H_a: p≠.5, heads and tails are not equally likely to occur when spinning a coin. The test statistic is -2.4. The p-value is between .01 and .02, so there is strong evidence that the spinning coin is not equally likely to end up heads.
18.20: a) 10 * .5 = 5, so the sample size is not large enough.; b) 200*(1-.99)= 2, so the sample size is not large enough.
18.22 The conditions are met for the plus four method for constructing confidence intervals. The plus four 95% confidence interval is given by (70/121) ± 1.96 * .045, or (.49,.67).
18.24 H₀: p=.5, half of the Hispanic female drivers in Boston wear seat belts.
H_a: p>.5, more than half of the Hispanic female drivers in Boston wear seat belts.
The test statistic z=1.76. The p-value for the one-sided test is .0392. There is strong statistical evidence that more than half of the Hispanic female drivers in Boston wear seat belts.

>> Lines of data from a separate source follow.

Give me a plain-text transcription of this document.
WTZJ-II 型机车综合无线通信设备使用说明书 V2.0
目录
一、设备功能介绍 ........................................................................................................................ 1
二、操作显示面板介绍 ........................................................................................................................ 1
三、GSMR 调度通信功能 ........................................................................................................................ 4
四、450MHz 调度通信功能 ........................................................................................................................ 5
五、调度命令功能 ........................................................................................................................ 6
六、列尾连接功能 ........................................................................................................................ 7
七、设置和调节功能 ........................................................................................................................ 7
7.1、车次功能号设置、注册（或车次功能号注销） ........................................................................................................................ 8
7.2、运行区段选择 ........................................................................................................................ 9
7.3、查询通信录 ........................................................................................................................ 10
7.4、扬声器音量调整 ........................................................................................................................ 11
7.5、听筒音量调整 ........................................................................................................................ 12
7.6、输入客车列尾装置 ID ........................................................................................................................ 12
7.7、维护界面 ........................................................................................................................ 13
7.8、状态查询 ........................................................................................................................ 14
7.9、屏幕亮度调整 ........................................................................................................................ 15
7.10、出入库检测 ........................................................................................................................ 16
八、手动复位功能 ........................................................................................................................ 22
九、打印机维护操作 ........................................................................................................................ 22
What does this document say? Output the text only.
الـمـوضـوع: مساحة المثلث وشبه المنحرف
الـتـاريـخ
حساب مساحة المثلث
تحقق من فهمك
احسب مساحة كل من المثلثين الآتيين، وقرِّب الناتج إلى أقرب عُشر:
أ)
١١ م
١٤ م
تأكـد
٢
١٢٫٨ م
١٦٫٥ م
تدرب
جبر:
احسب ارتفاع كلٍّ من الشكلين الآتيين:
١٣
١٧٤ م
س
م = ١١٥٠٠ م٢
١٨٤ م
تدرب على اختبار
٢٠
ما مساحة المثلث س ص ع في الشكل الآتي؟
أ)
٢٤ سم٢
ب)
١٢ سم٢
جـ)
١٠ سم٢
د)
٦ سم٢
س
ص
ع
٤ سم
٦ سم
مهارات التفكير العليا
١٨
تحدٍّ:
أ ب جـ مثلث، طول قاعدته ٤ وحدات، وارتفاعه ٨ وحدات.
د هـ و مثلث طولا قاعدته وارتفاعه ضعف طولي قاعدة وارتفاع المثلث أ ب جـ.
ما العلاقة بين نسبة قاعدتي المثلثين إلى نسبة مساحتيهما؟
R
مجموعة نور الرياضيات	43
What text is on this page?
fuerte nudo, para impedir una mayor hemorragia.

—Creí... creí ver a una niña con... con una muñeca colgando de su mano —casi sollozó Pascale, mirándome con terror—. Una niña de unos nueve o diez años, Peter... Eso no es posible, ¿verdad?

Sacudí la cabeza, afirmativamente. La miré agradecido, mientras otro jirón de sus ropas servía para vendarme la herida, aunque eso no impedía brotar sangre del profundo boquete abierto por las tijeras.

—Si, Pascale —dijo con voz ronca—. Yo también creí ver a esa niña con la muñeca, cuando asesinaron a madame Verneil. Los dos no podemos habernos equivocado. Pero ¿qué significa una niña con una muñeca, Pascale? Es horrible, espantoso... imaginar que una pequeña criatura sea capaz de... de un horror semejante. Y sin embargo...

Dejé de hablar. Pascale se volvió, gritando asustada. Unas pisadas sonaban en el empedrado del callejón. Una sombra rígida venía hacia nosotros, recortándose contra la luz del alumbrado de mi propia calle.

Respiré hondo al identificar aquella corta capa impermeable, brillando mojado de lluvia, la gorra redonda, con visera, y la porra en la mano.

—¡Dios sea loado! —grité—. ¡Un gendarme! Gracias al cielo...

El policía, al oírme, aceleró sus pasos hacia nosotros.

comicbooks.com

18.26: a) A plus four 95% confidence interval for the proportion of all drivers who ran a red light at one or more of the last ten lights they had drvien through is .19 ± 1.96 * .0133 or (.168, .221).; b) It seems likely that more than 171 of the 880 respondents really ran a red light. Running red lights is against the law, so people may be reluctant to admit having done so.
18.31 A plus four 99% confidence interval for the proportion of all adults who claim that they attended church or synagogue is .42 ± 2.576 * .0117 or (.39, .45).
18.32 0.5 is not included in the confidence interval so the results of the poll in the previous exercise do provide strong evidence that fewer than half of the population would claim to attend church or synagogue.
18.33 n = (2.576/.01)² * .5 * .5 = 16590. The confidence interval from Exercise 18.31 indicates that the true proportion is likely to be between .3 and .7, so it is reasonable to use .5 to get an approximate sample size needed for the desired margin of error.
18.35: a)H₀: p=.5, half of the people prefer the fresh-brewed coffee, half prefer instant.
H_a: p> .5, more than half of the people prefer the fresh-brewed coffee.
z=(.62-.5)/.07 = 1.71. The p-value for the one-sided test is .0436, so the test is significant at the 5% level. It seems likely that more people prefer fresh-brewed coffee than instant.; b) A 90% confidence interval for p is given by .62 ± 1.645 * .069, or (.507, .733).; c) The order of the coffee type given should be random.